Glad to do so. Let's hop in the way-back machine and see what those early proponents of the Minimum Wage were trying to do:
The problem, you see, was that those daggum ole Free Market Business People were doing the wrong thing. Specifically, they were hiring blacks. The original controversy over the minimum wage centered on what to do about what Sidney Webb called the "unemployable class." By which he meant "negroes" and (and, this has always been one of my favorite Progressive phrasings) "the Mongrelized Asian Hordes". It was Webb's belief, shared by many of the progressive economists affiliated with the American Economic Association, that establishing a minimum wage above the value of the "unemployables" worth would lock them out of the market, accelerating their elimination as a class. "Of all ways of dealing with these unfortunate parasites," Webb observed, "the most ruinous to the community is to allow them unrestrainedly to compete as wage earners."
Sociologist E. A. Ross put it succinctly: "The Coolie cannot outdo the American, but he can underlive him." Since the inferior races were content to live closer to a filthy state of nature than the Nordic man, the savages did not require a civilized wage.
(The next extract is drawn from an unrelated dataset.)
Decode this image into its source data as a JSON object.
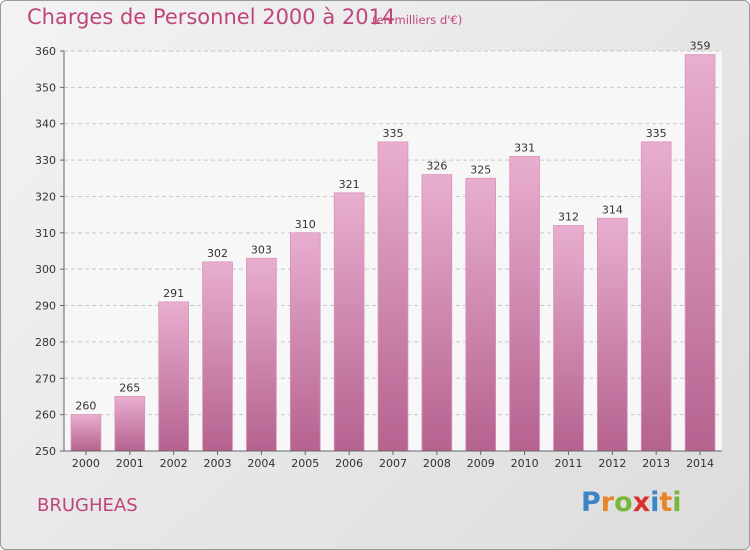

Hence if you raised minimum wages to a civilized level, employers wouldn't hire such miscreants in preference to "fitter" specimens, making them less likely to reproduce and, if necessary, easier targets for forced sterilization. Royal Meeker, a Princeton economist and adviser to Woodrow Wilson, explained: "Better that the state should support the inefficient wholly and prevent the multiplication of the breed than subsidize incompetence and unthrift, enabling them to bring forth more of their kind."
We got the Davis-Bacon Act for the same reason. Darn ole blacks and immigrants were getting jobs when Decent White People' weren't. So, you raise the barrier for entry into the market, knowing that you'll price out many of the "undesirables".